The publication last month of Professor Plimer's Heaven and Earth
is a seminal event in the global warming debate. It sits like a bookend with Al Gore's 2006 documentary film and companion book An Inconvenient Truth
. Gore's movie grossed more than $US50 million and earned Gore an Academy Award, and his book, which was turned into a "spoken word album", earned him a Grammy. The following year, Gore also won (together with the Intergovernmental Panel on Climate Change) a share of the Nobel Peace Prize.
Ian Plimer is unlikely to be showered with such honours, nor is he likely to join the celebrity list. However, the fact that he is an internationally-recognised leading geologist, and that he has participated in earlier highly-publicised debates against Creationists in the United States, gives him credibility that many other climate-change sceptics lack.
Even in the Rudd Government there appears to be a shift in thinking.

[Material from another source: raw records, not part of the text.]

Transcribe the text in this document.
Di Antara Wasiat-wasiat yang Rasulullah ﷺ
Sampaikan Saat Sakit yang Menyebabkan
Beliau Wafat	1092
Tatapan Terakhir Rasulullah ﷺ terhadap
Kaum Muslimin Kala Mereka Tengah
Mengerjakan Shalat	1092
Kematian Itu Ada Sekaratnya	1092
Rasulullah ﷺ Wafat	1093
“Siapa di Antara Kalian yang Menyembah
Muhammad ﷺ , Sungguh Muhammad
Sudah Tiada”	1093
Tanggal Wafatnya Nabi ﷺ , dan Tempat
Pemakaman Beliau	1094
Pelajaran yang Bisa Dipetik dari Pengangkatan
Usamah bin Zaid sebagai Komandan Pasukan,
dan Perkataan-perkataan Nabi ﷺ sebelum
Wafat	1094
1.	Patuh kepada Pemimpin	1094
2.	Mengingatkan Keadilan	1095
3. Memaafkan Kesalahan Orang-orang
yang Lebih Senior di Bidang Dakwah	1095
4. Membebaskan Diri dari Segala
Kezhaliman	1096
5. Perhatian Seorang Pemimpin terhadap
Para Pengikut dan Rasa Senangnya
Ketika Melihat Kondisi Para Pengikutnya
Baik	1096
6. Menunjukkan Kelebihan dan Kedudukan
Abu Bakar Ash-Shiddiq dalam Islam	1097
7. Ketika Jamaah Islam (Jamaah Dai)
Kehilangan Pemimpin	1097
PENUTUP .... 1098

Minister for Climate Change, Senator Penny Wong, was forced to contradict her junior minister Peter Garrett for his absurd claim that sea levels were set to rise by six metres.
And, according to The Australian
newspaper, another Rudd minister, Dr Craig Emerson, who is a respected economist and former adviser to Bob Hawke, appeared to suggest that at least some of the "science" on global warming was not settled.
Meanwhile, Mr Turnbull's opportunistic position is in tatters and he is likely to win no friends on either side of the debate.